Sergio Ramírez
El vendedor de cal descalzo y de barba encrespada, soplaba en las madrugadas la concha marina que traía en su salbeque de caminante, detrás la recua de mulas cargadas de zurrones. Caminaba leguas, sesteando en trechos del camino, desde los páramos de San Rafael del Sur, que van a dar al mar, subiendo por los contrafuertes de la sierra, hasta alcanzar la meseta y llegar al pueblo de Masatepe. Cada vez hacía lo mismo. Soplaba el caracol para dar noticia de que había llegado con la cal a aquel pueblo de grandes solares arbolados donde faltan casas por construir, y muchas mostraban la armazón desnuda de sus paredes de taquezal. Pero ahora se empeñaba con más fuerzas porque quería que una mujer oyera su aviso.
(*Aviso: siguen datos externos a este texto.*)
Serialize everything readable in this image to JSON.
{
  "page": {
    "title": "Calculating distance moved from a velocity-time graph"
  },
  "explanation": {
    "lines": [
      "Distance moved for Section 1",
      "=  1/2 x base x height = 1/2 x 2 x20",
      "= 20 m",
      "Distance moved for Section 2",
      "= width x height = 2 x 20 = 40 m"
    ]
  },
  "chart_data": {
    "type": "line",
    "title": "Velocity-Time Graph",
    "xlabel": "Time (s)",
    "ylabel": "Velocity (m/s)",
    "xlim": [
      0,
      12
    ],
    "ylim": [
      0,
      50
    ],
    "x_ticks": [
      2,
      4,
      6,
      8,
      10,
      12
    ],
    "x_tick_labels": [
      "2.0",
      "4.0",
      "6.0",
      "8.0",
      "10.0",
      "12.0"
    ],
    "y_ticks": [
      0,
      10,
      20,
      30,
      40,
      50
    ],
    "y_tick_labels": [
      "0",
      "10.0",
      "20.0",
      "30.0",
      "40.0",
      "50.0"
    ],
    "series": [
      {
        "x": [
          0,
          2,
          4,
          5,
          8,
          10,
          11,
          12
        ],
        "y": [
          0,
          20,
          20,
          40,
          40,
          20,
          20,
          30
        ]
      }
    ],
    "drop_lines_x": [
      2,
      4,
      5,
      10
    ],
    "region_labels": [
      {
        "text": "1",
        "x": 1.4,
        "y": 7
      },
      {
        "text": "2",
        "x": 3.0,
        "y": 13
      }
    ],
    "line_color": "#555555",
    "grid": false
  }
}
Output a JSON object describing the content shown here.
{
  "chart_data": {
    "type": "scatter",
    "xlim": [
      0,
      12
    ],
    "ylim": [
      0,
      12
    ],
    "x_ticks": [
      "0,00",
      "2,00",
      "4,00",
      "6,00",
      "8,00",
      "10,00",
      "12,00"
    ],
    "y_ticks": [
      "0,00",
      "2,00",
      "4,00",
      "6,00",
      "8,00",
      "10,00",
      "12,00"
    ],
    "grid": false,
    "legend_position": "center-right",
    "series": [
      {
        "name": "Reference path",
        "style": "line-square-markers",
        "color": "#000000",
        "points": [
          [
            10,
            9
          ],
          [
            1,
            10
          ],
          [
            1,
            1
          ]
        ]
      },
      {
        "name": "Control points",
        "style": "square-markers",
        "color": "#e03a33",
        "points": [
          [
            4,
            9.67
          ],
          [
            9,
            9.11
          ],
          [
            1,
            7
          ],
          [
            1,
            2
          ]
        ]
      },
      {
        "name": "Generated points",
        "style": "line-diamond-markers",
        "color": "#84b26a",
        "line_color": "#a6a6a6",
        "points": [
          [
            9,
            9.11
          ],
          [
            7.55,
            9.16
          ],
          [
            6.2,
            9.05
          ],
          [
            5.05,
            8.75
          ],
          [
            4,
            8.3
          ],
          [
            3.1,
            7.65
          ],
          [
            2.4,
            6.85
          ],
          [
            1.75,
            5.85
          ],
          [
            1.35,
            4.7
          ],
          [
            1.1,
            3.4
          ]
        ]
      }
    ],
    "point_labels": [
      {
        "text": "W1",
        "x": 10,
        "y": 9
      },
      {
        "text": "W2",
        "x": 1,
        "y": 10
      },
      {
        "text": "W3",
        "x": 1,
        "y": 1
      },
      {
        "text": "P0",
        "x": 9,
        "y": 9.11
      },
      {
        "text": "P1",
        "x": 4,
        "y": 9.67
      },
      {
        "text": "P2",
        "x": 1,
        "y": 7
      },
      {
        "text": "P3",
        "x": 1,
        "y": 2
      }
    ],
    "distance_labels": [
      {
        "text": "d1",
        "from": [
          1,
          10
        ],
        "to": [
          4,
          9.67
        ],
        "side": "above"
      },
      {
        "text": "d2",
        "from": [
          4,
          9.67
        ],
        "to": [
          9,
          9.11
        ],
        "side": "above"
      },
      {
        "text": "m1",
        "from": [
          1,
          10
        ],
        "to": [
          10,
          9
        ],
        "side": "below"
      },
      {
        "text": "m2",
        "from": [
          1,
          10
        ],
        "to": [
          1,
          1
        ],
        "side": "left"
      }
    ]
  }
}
He encontrado entre papeles de familia una foto del año 1867, que amenaza con desvanecerse para siempre. Es el retrato de mi bisabuelo Francisco Gutiérrez, el vendedor de cal, y su esposa María Silva, cada vez más borroso, como si sus imágenes, que ni el scanner ha podido revivir, se empeñaran en entrar en el agua amarilla del olvido.
A él se le ve reposado y feliz, vestido de corbata con elegancia pueblerina, la barba algo revuelta, y muestra sus pies descalzos. Los grandes pies de caminante de leguas, rajados por la cal, reclaman el primer plano. Sentado a sus anchas en la butaca, mira con algo de curiosidad y fastidio a la cámara, y junto a él, en otra butaca, mi bisabuela, de trenzas y larga pollera, no esconde la satisfacción de la vida doméstica sin sobresaltos.